Servidores e especialistas alertam para os efeitos da reforma administrativa no atendimento à população, na precarização do trabalho público e na captura de recursos pelo rentismo
O que está em jogo na reforma administrativa, segundo os convidados do Democracia no Ar, é menos uma mudança de regras e mais a erosão da capacidade do Estado de garantir políticas sociais. A entrevista foi ao ar em 2 de outubro, no programa da Rádio e TV Atitude Popular apresentado por Sara Goes, com participação de Liliana Gomes, Cristiano Machado e Paulo Lindesay, e está disponível no canal da emissora no YouTube.
O diretor da executiva nacional da Assibge, Paulo Lindesay, sintetizou o diagnóstico, “estamos diante de uma reforma que, na realidade, é uma demolição do Estado social brasileiro”, disse, relacionando a pauta a um arcabouço jurídico e fiscal que desloca recursos para o serviço da dívida e empurra a execução das políticas para a iniciativa privada. “Quando os serviços públicos se fragilizam, quem paga é a população mais carente”, afirmou, ao criticar a narrativa de modernização que embala o tema e ao lembrar que super salários e férias estendidas atingem frações ínfimas, distantes do cotidiano da maioria do funcionalismo.
Cristiano Machado, servidor do INSS e dirigente do Sinsprev SP e da Fenasps, destacou que o desmonte já avança por vias administrativas, antes mesmo de novas leis. “Serviço público não é mercadoria”, pontuou, ao explicar que a combinação de terceirização ampla, metas descoladas da realidade e bonificações que substituem salário desestrutura carreiras e piora a prestação ao cidadão. “A estabilidade não é privilégio, é condição para que o servidor cumpra a lei mesmo diante de pressões políticas. Sem estabilidade, muda governo, muda tudo”, disse. Ele também lembrou a importância do corpo técnico durante a pandemia e em casos recentes de fiscalização, defendendo que “o país sentiu na pele o preço do desmonte quando se desativam sistemas de controle e se asfixia a capacidade de fiscalização”.
Liliana Gomes, servidora aposentada do INSS, advogada e integrante do coletivo Vamos à Luta, trouxe o impacto concreto das mudanças no atendimento previdenciário. “As pessoas viram número, fila, meta. O programa de gestão e desempenho, aplicado por portaria, fragiliza o serviço e adoece o servidor”, disse. Ela criticou o teletrabalho imposto sem suporte, que transfere custos de infraestrutura para o trabalhador, e a reestruturação de carreiras que empurra a remuneração para gratificações instáveis. “É inseguro para quem trabalha e para quem precisa do benefício, porque gratificação se cria e se extingue”, afirmou. Sobre a chamada transversalidade, defendeu que deslocamentos permanentes entre áreas “criam o servidor faz tudo, sem especialização, o que precariza a entrega”.

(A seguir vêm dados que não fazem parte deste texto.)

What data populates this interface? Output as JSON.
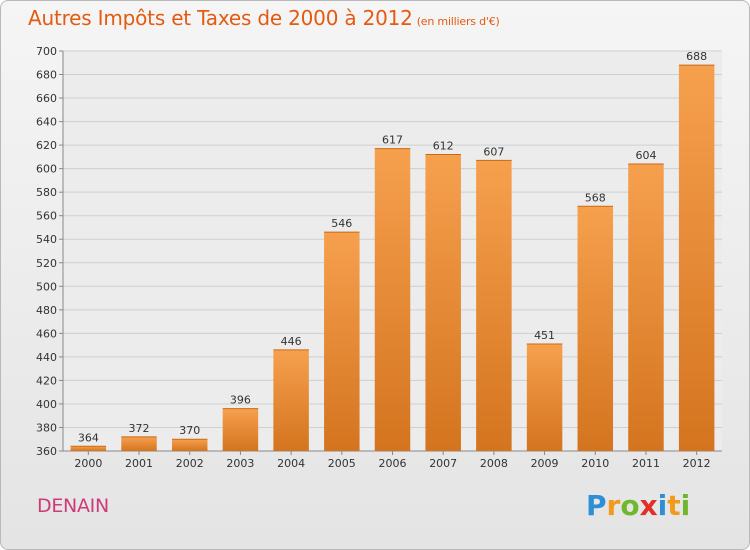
{
  "title": "Autres Impôts et Taxes de 2000 à 2012",
  "unit": "(en milliers d'€)",
  "city": "DENAIN",
  "logo": {
    "text": "Proxiti",
    "letters": [
      "P",
      "r",
      "o",
      "x",
      "i",
      "t",
      "i"
    ],
    "colors": [
      "#2f8fd6",
      "#f29a1c",
      "#6fb82e",
      "#e0302a",
      "#2f8fd6",
      "#f29a1c",
      "#6fb82e"
    ]
  },
  "colors": {
    "bar_light": "#f6a04e",
    "bar_dark": "#d4741f",
    "title": "#e35a10",
    "city": "#cf3a7a",
    "grid": "#cfcfcf"
  },
  "chart_data": {
    "type": "bar",
    "categories": [
      "2000",
      "2001",
      "2002",
      "2003",
      "2004",
      "2005",
      "2006",
      "2007",
      "2008",
      "2009",
      "2010",
      "2011",
      "2012"
    ],
    "values": [
      364,
      372,
      370,
      396,
      446,
      546,
      617,
      612,
      607,
      451,
      568,
      604,
      688
    ],
    "ylim": [
      360,
      700
    ],
    "yticks": [
      360,
      380,
      400,
      420,
      440,
      460,
      480,
      500,
      520,
      540,
      560,
      580,
      600,
      620,
      640,
      660,
      680,
      700
    ],
    "grid": true,
    "title": "Autres Impôts et Taxes de 2000 à 2012",
    "xlabel": "",
    "ylabel": ""
  }
}
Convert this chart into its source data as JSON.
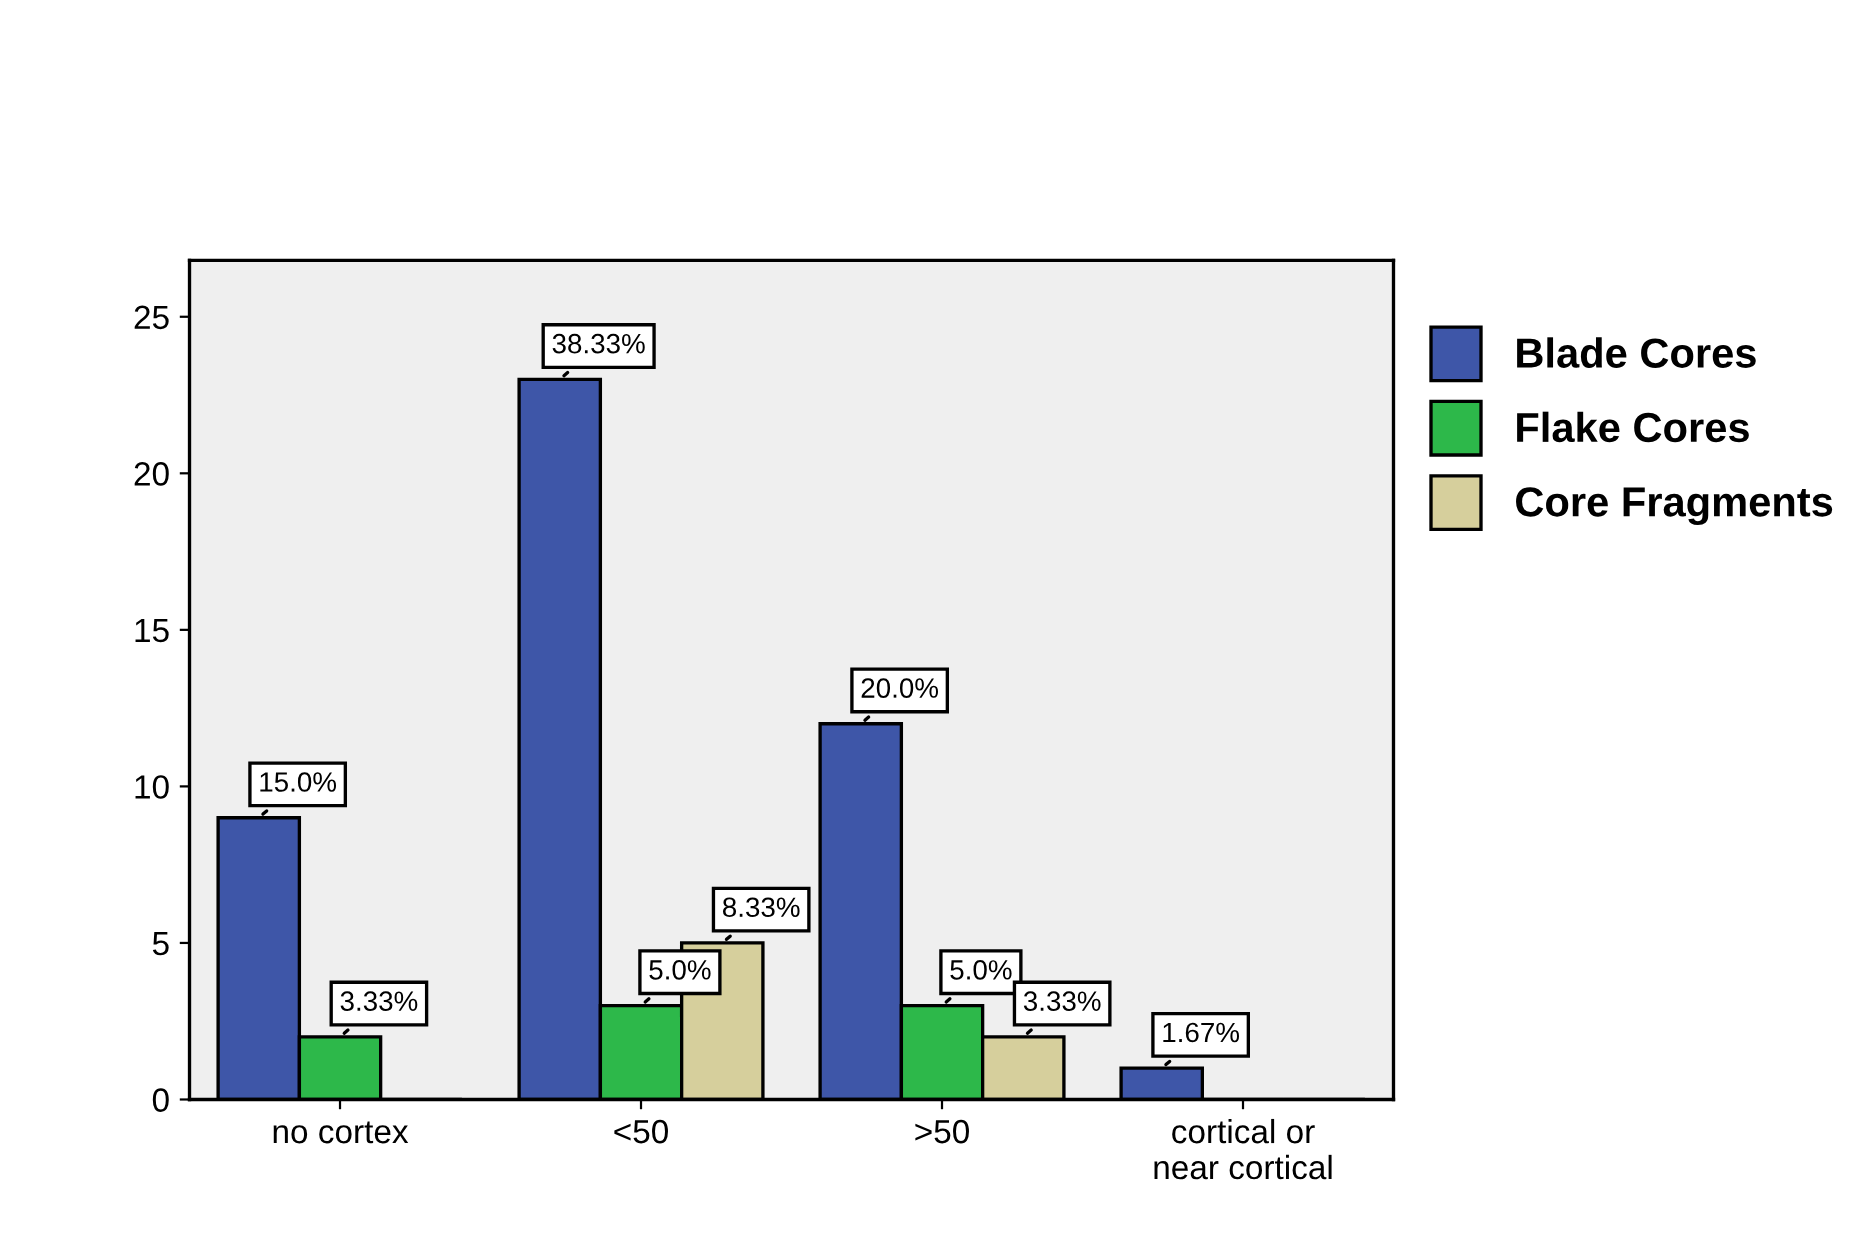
{
  "chart_data": {
    "type": "bar",
    "categories": [
      "no cortex",
      "<50",
      ">50",
      "cortical or\nnear cortical"
    ],
    "series": [
      {
        "name": "Blade Cores",
        "color": "#3e56a8",
        "values": [
          9,
          23,
          12,
          1
        ]
      },
      {
        "name": "Flake Cores",
        "color": "#2db84a",
        "values": [
          2,
          3,
          3,
          0
        ]
      },
      {
        "name": "Core Fragments",
        "color": "#d6cf9c",
        "values": [
          0,
          5,
          2,
          0
        ]
      }
    ],
    "annotations": [
      "15.0%",
      "3.33%",
      "38.33%",
      "5.0%",
      "8.33%",
      "20.0%",
      "5.0%",
      "3.33%",
      "1.67%"
    ],
    "ylim": [
      0,
      26.8
    ],
    "yticks": [
      0,
      5,
      10,
      15,
      20,
      25
    ],
    "grid": false,
    "legend": "right"
  }
}
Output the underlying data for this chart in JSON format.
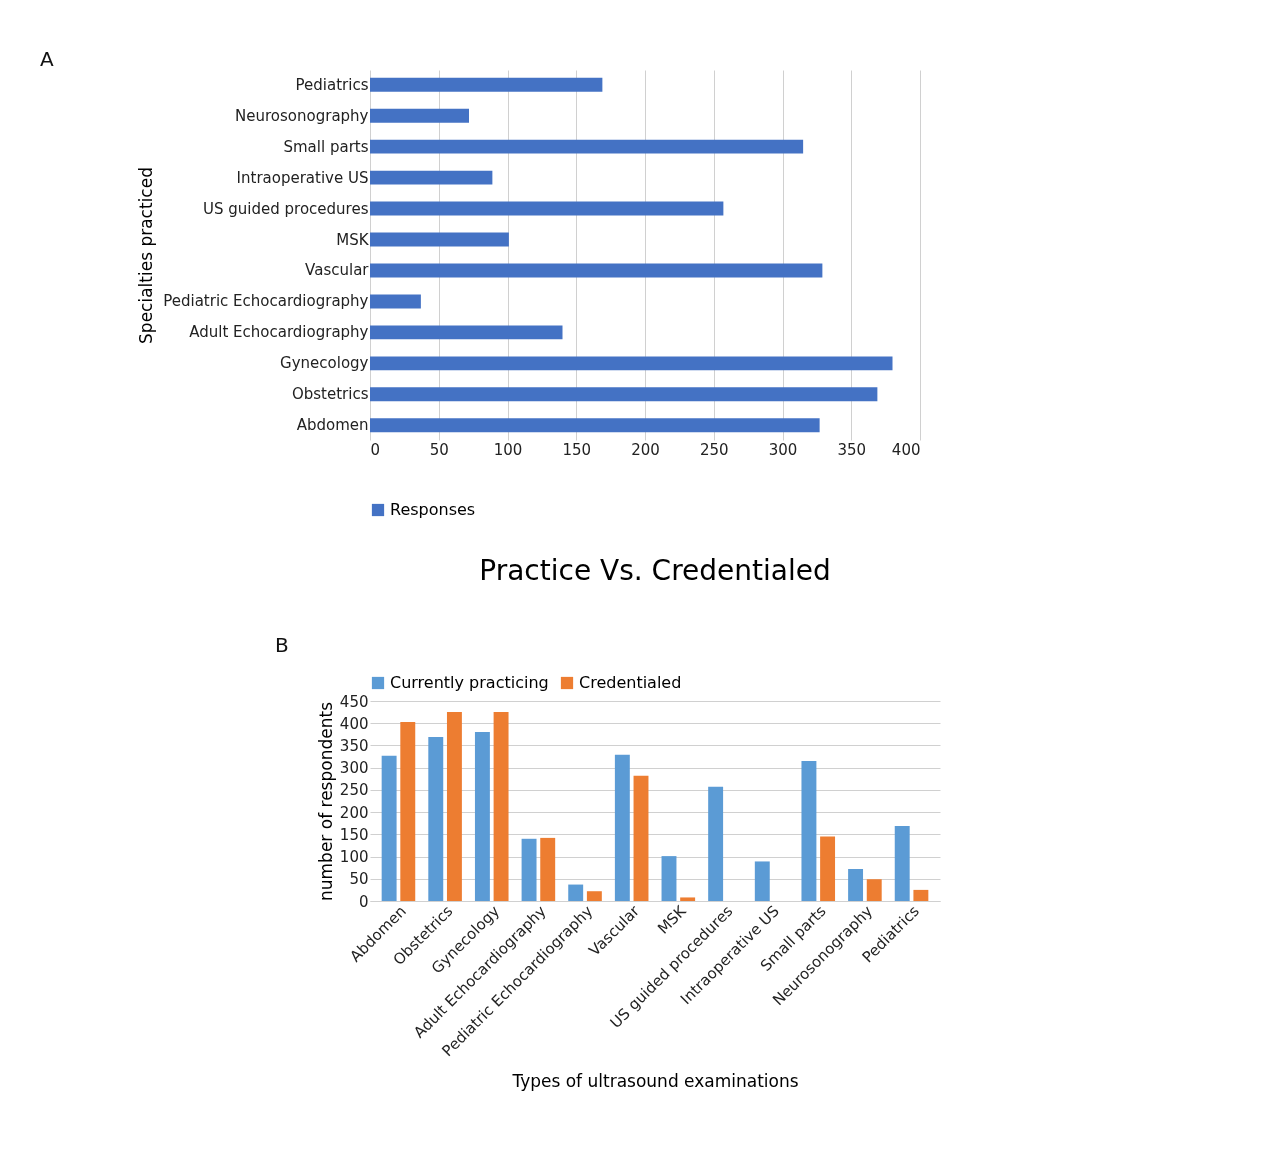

Ao relacionar o calendário político recente à pauta econômica, os convidados avaliaram que a aprovação da nova faixa de isenção do Imposto de Renda alivia setores formais, mas não enfrenta a regressividade tributária, a informalidade e os efeitos acumulados da reforma trabalhista e da previdência. “É um avanço, porém muito aquém da perda de direitos dos últimos anos”, avaliou Cristiano. Para Lindesay, a rapidez de votações unânimes no Congresso reforça a necessidade de vigilância, “se em poucas semanas muda de maioria contrária para 483 a 0, é legítimo perguntar qual foi o custo político”.
A dimensão orçamentária apareceu como pilar do debate. Lindesay descreveu o orçamento primário como alvo da captura privada, enquanto a dívida tem privilégios constitucionais de pagamento, “é esse orçamento que querem tomar, reduzindo investimento em pessoal, saúde e educação, e terceirizando a execução”. No mesmo sentido, Cristiano citou a expansão de organizações sociais na saúde municipal, com piores indicadores e mais custos, “é a lógica da mercantilização do que deveria ser direito”.
Os três convergiram num chamado à mobilização unitária de servidores federais, estaduais e municipais, vinculando a defesa do serviço público ao interesse direto do usuário que enfrenta filas, carências e desigualdades. “A população precisa e merece um serviço forte e digno”, disse Liliana. Cristiano reforçou a agenda de rua, “há uma chamada do Fórum Nacional dos Servidores Federais para um dia nacional de luta em 29 de outubro, é hora de unificar categorias”. Lindesay concluiu que o enfrentamento passa por reverter medidas infralegais e por repor o concurso público como regra de ingresso, “sem concurso, abre-se a porta ao apadrinhamento e à rotatividade, o que corrói o Estado por dentro”.